Ron presented at the conference on  Spirit Possession: Global and Multidisciplinary Perspectives.

Read his abstract below or download the presentation.

Spirit possession in Southern Thailand – linking biology, social context and meaning

Associate Professor Ronald Fischer, Victoria University of Wellington and Tina Tasananukorn, University of Canterbury, Christchurch, NZ.
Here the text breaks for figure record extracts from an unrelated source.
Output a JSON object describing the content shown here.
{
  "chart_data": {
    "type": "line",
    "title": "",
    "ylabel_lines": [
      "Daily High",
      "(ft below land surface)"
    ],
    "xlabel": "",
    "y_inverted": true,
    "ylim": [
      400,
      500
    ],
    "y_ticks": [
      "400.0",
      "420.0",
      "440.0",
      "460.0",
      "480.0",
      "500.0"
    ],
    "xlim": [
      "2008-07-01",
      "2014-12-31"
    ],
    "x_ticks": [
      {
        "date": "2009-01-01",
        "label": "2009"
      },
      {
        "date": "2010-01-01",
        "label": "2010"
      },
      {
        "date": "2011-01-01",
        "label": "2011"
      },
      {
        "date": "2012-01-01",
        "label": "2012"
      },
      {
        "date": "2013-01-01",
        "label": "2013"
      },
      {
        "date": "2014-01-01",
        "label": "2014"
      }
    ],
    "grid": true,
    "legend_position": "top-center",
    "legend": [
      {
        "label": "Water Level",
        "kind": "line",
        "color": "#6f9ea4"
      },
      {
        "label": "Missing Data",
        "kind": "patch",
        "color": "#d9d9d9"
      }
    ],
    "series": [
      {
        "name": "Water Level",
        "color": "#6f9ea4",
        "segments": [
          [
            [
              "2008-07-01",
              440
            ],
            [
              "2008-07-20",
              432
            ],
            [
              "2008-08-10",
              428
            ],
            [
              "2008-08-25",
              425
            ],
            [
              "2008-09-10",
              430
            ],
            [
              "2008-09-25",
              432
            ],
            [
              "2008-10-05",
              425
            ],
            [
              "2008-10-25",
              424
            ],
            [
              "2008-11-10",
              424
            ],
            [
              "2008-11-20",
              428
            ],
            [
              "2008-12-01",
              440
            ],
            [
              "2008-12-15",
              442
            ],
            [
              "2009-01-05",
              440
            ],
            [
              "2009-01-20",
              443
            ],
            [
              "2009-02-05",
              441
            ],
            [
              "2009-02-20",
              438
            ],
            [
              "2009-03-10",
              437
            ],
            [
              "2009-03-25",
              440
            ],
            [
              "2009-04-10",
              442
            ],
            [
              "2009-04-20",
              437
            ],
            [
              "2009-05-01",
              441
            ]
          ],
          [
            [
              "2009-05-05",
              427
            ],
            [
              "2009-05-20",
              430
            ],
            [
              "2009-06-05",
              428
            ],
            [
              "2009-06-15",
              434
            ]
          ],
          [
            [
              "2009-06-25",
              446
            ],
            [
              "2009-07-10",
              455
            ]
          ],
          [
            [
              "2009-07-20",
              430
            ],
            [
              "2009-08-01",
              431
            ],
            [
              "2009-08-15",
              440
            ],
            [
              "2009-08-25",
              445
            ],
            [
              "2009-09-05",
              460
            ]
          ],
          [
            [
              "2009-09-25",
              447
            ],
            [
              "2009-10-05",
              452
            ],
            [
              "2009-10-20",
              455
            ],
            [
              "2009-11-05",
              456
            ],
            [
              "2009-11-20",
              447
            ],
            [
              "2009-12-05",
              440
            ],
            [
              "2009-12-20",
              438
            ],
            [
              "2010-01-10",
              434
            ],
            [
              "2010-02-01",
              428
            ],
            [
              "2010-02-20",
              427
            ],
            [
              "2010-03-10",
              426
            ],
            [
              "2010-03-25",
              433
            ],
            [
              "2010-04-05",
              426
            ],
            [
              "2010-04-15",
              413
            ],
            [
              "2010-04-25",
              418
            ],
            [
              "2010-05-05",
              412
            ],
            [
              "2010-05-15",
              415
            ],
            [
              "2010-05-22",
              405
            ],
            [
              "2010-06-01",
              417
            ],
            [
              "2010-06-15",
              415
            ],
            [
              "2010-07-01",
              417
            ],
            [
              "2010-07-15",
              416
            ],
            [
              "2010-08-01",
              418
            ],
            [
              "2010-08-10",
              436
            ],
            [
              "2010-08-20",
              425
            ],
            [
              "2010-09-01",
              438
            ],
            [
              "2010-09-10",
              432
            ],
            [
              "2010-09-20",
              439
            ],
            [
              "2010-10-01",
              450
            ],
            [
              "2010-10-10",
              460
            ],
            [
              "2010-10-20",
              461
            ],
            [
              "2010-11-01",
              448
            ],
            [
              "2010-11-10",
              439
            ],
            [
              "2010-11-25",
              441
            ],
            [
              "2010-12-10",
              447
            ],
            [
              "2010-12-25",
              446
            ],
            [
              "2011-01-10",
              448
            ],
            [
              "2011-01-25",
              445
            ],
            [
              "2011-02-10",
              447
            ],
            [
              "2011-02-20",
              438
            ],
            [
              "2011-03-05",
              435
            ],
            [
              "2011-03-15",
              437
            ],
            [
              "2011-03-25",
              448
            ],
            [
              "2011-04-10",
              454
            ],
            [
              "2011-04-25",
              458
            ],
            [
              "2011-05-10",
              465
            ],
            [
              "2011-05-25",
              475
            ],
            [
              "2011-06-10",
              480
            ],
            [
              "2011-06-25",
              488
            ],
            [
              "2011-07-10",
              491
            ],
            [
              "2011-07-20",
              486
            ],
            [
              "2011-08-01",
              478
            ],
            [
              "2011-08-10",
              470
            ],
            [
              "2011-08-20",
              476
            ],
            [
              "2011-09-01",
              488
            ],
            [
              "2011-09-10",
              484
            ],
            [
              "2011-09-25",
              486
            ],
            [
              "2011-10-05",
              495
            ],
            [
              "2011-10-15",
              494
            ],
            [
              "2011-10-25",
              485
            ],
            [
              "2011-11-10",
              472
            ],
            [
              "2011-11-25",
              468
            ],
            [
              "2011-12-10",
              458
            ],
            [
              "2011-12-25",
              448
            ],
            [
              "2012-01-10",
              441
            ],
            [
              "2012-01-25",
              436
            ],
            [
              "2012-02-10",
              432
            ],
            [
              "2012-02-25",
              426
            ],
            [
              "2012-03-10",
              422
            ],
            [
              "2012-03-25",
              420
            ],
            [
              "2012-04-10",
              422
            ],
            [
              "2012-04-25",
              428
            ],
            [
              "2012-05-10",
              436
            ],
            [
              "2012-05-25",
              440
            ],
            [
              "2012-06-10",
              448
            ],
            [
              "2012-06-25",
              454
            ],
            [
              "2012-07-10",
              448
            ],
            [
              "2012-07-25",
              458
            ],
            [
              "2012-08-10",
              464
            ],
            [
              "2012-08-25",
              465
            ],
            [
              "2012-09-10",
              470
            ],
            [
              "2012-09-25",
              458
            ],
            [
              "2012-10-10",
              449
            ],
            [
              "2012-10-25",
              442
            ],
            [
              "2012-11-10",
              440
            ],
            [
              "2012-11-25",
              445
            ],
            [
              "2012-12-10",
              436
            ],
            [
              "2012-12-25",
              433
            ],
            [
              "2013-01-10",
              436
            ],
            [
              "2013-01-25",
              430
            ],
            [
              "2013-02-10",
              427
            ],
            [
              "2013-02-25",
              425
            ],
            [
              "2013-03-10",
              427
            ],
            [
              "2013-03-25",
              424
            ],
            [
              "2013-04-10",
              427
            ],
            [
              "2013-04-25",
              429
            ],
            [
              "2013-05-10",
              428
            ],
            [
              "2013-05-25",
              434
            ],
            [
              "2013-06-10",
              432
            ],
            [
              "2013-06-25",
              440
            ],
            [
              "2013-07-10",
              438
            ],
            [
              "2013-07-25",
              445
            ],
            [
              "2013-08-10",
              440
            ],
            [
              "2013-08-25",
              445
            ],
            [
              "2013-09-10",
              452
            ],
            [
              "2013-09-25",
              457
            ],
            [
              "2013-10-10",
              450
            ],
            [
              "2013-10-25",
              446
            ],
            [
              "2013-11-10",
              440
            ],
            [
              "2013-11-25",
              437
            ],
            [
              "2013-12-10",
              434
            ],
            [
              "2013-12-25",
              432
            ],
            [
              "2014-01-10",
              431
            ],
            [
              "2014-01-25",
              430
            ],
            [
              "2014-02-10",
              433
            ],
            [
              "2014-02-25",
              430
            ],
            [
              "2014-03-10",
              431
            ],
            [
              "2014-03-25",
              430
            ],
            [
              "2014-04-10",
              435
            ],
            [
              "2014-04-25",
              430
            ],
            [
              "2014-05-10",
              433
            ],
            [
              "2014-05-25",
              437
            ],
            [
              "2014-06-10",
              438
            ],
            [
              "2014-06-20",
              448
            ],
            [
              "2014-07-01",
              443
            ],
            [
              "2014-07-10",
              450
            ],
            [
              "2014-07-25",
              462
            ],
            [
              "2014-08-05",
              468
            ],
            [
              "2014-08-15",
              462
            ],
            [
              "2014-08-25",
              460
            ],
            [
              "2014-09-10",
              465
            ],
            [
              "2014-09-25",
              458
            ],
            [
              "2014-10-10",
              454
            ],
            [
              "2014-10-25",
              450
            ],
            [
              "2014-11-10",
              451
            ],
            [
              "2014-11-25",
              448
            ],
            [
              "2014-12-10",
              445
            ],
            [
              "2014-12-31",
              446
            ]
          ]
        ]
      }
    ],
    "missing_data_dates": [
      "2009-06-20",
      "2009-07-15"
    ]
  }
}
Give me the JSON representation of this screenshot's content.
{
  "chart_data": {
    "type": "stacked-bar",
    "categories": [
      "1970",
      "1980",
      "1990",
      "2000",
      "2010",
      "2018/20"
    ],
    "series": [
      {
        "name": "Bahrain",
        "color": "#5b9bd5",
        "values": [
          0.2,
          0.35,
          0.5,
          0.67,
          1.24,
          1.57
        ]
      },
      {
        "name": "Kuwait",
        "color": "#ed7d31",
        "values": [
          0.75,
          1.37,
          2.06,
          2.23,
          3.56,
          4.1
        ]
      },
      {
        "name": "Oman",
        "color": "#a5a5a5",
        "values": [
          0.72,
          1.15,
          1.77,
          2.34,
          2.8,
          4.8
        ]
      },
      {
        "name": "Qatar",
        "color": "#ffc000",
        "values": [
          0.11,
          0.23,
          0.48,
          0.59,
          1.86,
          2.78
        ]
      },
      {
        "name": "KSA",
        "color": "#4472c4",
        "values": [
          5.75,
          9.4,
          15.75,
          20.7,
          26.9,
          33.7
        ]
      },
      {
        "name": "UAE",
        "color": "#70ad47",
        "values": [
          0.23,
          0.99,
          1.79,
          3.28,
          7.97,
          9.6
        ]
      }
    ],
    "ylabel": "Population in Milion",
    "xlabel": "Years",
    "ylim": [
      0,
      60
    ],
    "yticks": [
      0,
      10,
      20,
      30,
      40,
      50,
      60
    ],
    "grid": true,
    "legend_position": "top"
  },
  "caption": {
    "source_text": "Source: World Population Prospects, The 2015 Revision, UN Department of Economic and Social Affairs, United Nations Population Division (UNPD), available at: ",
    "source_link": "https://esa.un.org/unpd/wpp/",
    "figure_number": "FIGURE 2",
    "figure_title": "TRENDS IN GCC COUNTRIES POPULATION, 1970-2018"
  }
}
Spirit possessions are a central aspect of Taoist-Buddhist practices among the Sino-Thai communities in Southern Thailand. These practices find their most visible expression each year during the nine day Vegetarian Festival, celebrated during the first nine days of the ninth lunar month in honor of the Nine-Emperor God. During this period, thousands of spirit mediums go into trance and perform various acts of divination, blessing and self-mutilation. These acts are puzzling due to the apparent endurance of extreme pain, but are seen as acts of supernatural power among local community members. In order to understand these dynamics better, together with a small team of researchers, we have conducted a series of multimethod studies over the last five years, incorporating various surveys, in-depth interviews, observations, physiological measures and historical analyses. In this presentation, we will provide an overall summary of the emerging picture related to the social status and experiences of spirit mediums. Overall, our findings suggest a complex interaction of biological and social variables describes best the emergence and popularity of spirit mediumship in this particular population. Individuals with (biological) vulnerabilities are more likely to become spirit mediums. Interestingly, economic vulnerabilities and socio-economic status appear less important than in Western societies. Yet, these vulnerabilities that in Western societies often lead to marginalization and stigmatization are channeled into a socially acceptable and valuable cultural expression, that elevates the social status of the spirit mediums and thereby allows them to fully participate in social life and provides them with a unique opportunity to fulfill highly valued social roles. Our case study shows that spirit possession is a multi-faceted expression that needs to be unpackaged using multi-disciplinary approaches. It also provides new insights for psychological help, as it highlights the importance of social acceptance and cultural dynamics.